Netta’s small stock of patience was very speedily exhausted. She sat up on the sofa and sternly commanded Tessa to desist.
“Go and tell the khit to catch him!” she said.
Tessa, however, by this time had also warmed to the game. She paid no more attention to her mother’s order than she would have paid to the buzzing of a mosquito. And when Scooter dived under the sofa on which Netta had been reclining, she burrowed after him with a squeal of merriment.
It was too much for Netta whose feelings had been decidedly ruffled before Tessa’s entrance. As Scooter shot out on the other side of her, running his queer zigzag course, she snatched the first thing that came to hand, which chanced to be a heavy bronze weight from the writing-table at her elbow, and hurled it at him with all her strength.
Scooter collapsed on the floor like a broken mechanical toy. Tessa uttered a wild scream and flung herself upon him.
Netta gasped hysterically, horrified but still angry. “It serves him right—serves you both right! Now go away!” she said.
Tessa turned on her knees on the floor. Scooter was feebly kicking in her arms. The missile had struck him on the head and one eye was terribly injured. She gathered him up to her little narrow chest, and he ceased to kick and became quite still.
Over his lifeless body she looked at her mother with eyes of burning furious hatred. “You’ve killed him!” she said, her voice sunk very low. “And I hope—oh, I do hope—some day—someone—will kill you!”
There was that about her at the moment that actually frightened Netta, and it was with undoubted relief that she saw the door open and Major Ralston’s loose-knit lounging figure block the entrance.
“What’s all this noise about?” he began, and stopped short.
Behind him stood another figure, broad, powerful, not overtall.
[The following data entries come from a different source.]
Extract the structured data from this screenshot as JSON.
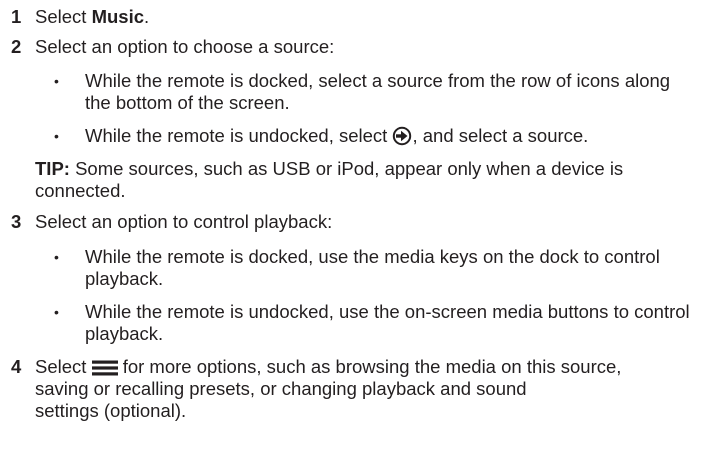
{
  "steps": [
    {
      "number": "1",
      "prefix": "Select ",
      "bold": "Music",
      "suffix": "."
    },
    {
      "number": "2",
      "text": "Select an option to choose a source:",
      "bullets": [
        {
          "line1": "While the remote is docked, select a source from the row of icons along",
          "line2": "the bottom of the screen."
        },
        {
          "prefix": "While the remote is undocked, select ",
          "icon": "source-arrow-icon",
          "suffix": ", and select a source."
        }
      ],
      "tip": {
        "label": "TIP:",
        "line1": " Some sources, such as USB or iPod, appear only when a device is",
        "line2": "connected."
      }
    },
    {
      "number": "3",
      "text": "Select an option to control playback:",
      "bullets": [
        {
          "line1": "While the remote is docked, use the media keys on the dock to control",
          "line2": "playback."
        },
        {
          "line1": "While the remote is undocked, use the on-screen media buttons to control",
          "line2": "playback."
        }
      ]
    },
    {
      "number": "4",
      "prefix": "Select ",
      "icon": "menu-icon",
      "line1_suffix": " for more options, such as browsing the media on this source,",
      "line2": "saving or recalling presets, or changing playback and sound",
      "line3": "settings (optional)."
    }
  ],
  "bullet_char": "•"
}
At sight of it, Tessa uttered a hard sob and scrambled to her feet. She still clasped poor Scooter’s dead body to her breast, and his blood was on her face and on the white frock she wore.
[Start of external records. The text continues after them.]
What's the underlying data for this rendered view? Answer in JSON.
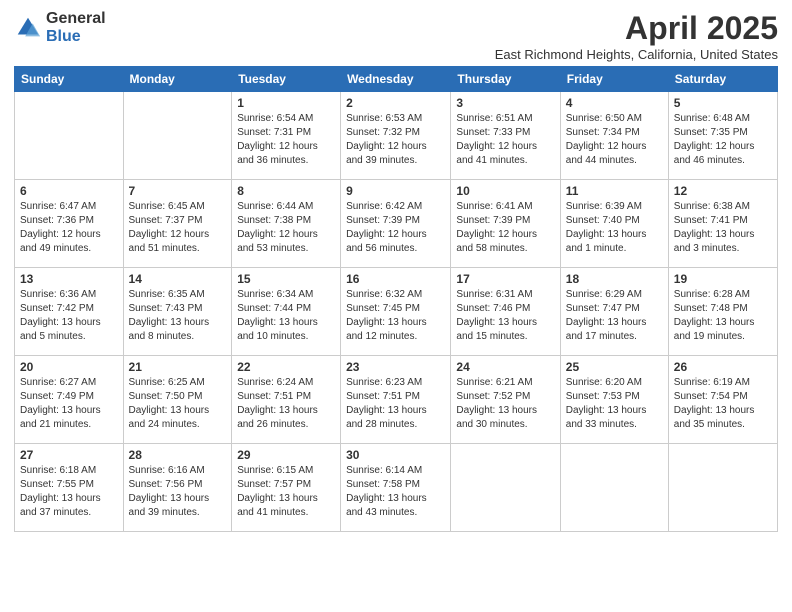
{
  "logo": {
    "general": "General",
    "blue": "Blue"
  },
  "header": {
    "title": "April 2025",
    "subtitle": "East Richmond Heights, California, United States"
  },
  "weekdays": [
    "Sunday",
    "Monday",
    "Tuesday",
    "Wednesday",
    "Thursday",
    "Friday",
    "Saturday"
  ],
  "weeks": [
    [
      {
        "day": "",
        "info": ""
      },
      {
        "day": "",
        "info": ""
      },
      {
        "day": "1",
        "info": "Sunrise: 6:54 AM\nSunset: 7:31 PM\nDaylight: 12 hours and 36 minutes."
      },
      {
        "day": "2",
        "info": "Sunrise: 6:53 AM\nSunset: 7:32 PM\nDaylight: 12 hours and 39 minutes."
      },
      {
        "day": "3",
        "info": "Sunrise: 6:51 AM\nSunset: 7:33 PM\nDaylight: 12 hours and 41 minutes."
      },
      {
        "day": "4",
        "info": "Sunrise: 6:50 AM\nSunset: 7:34 PM\nDaylight: 12 hours and 44 minutes."
      },
      {
        "day": "5",
        "info": "Sunrise: 6:48 AM\nSunset: 7:35 PM\nDaylight: 12 hours and 46 minutes."
      }
    ],
    [
      {
        "day": "6",
        "info": "Sunrise: 6:47 AM\nSunset: 7:36 PM\nDaylight: 12 hours and 49 minutes."
      },
      {
        "day": "7",
        "info": "Sunrise: 6:45 AM\nSunset: 7:37 PM\nDaylight: 12 hours and 51 minutes."
      },
      {
        "day": "8",
        "info": "Sunrise: 6:44 AM\nSunset: 7:38 PM\nDaylight: 12 hours and 53 minutes."
      },
      {
        "day": "9",
        "info": "Sunrise: 6:42 AM\nSunset: 7:39 PM\nDaylight: 12 hours and 56 minutes."
      },
      {
        "day": "10",
        "info": "Sunrise: 6:41 AM\nSunset: 7:39 PM\nDaylight: 12 hours and 58 minutes."
      },
      {
        "day": "11",
        "info": "Sunrise: 6:39 AM\nSunset: 7:40 PM\nDaylight: 13 hours and 1 minute."
      },
      {
        "day": "12",
        "info": "Sunrise: 6:38 AM\nSunset: 7:41 PM\nDaylight: 13 hours and 3 minutes."
      }
    ],
    [
      {
        "day": "13",
        "info": "Sunrise: 6:36 AM\nSunset: 7:42 PM\nDaylight: 13 hours and 5 minutes."
      },
      {
        "day": "14",
        "info": "Sunrise: 6:35 AM\nSunset: 7:43 PM\nDaylight: 13 hours and 8 minutes."
      },
      {
        "day": "15",
        "info": "Sunrise: 6:34 AM\nSunset: 7:44 PM\nDaylight: 13 hours and 10 minutes."
      },
      {
        "day": "16",
        "info": "Sunrise: 6:32 AM\nSunset: 7:45 PM\nDaylight: 13 hours and 12 minutes."
      },
      {
        "day": "17",
        "info": "Sunrise: 6:31 AM\nSunset: 7:46 PM\nDaylight: 13 hours and 15 minutes."
      },
      {
        "day": "18",
        "info": "Sunrise: 6:29 AM\nSunset: 7:47 PM\nDaylight: 13 hours and 17 minutes."
      },
      {
        "day": "19",
        "info": "Sunrise: 6:28 AM\nSunset: 7:48 PM\nDaylight: 13 hours and 19 minutes."
      }
    ],
    [
      {
        "day": "20",
        "info": "Sunrise: 6:27 AM\nSunset: 7:49 PM\nDaylight: 13 hours and 21 minutes."
      },
      {
        "day": "21",
        "info": "Sunrise: 6:25 AM\nSunset: 7:50 PM\nDaylight: 13 hours and 24 minutes."
      },
      {
        "day": "22",
        "info": "Sunrise: 6:24 AM\nSunset: 7:51 PM\nDaylight: 13 hours and 26 minutes."
      },
      {
        "day": "23",
        "info": "Sunrise: 6:23 AM\nSunset: 7:51 PM\nDaylight: 13 hours and 28 minutes."
      },
      {
        "day": "24",
        "info": "Sunrise: 6:21 AM\nSunset: 7:52 PM\nDaylight: 13 hours and 30 minutes."
      },
      {
        "day": "25",
        "info": "Sunrise: 6:20 AM\nSunset: 7:53 PM\nDaylight: 13 hours and 33 minutes."
      },
      {
        "day": "26",
        "info": "Sunrise: 6:19 AM\nSunset: 7:54 PM\nDaylight: 13 hours and 35 minutes."
      }
    ],
    [
      {
        "day": "27",
        "info": "Sunrise: 6:18 AM\nSunset: 7:55 PM\nDaylight: 13 hours and 37 minutes."
      },
      {
        "day": "28",
        "info": "Sunrise: 6:16 AM\nSunset: 7:56 PM\nDaylight: 13 hours and 39 minutes."
      },
      {
        "day": "29",
        "info": "Sunrise: 6:15 AM\nSunset: 7:57 PM\nDaylight: 13 hours and 41 minutes."
      },
      {
        "day": "30",
        "info": "Sunrise: 6:14 AM\nSunset: 7:58 PM\nDaylight: 13 hours and 43 minutes."
      },
      {
        "day": "",
        "info": ""
      },
      {
        "day": "",
        "info": ""
      },
      {
        "day": "",
        "info": ""
      }
    ]
  ]
}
“Uncle St. Bernard! Look! Look!” she said. “She’s killed my Scooter!”
Netta also arose at this juncture. “Oh, do take that horrible thing away!” she said. “If it’s dead, so much the better. It was no more than a weasel after all. I hate such pets.”
Major Ralston found himself abruptly though not roughly pushed aside. Bernard Monck swooped down with the action of a practised footballer and took the furry thing out of Tessa’s hold. His eyes were very bright and intensely alert, but he did not seem aware of Tessa’s mother.
“Come with me, darling!” he said to the child. “P’raps I can help.”
He trod upon the carved bronze that had slain Scooter as he turned, and he left the mark of his heel upon it—the deep impress of an angry giant.
The door closed with decision upon himself and the child, and Major Ralston was left alone with Netta.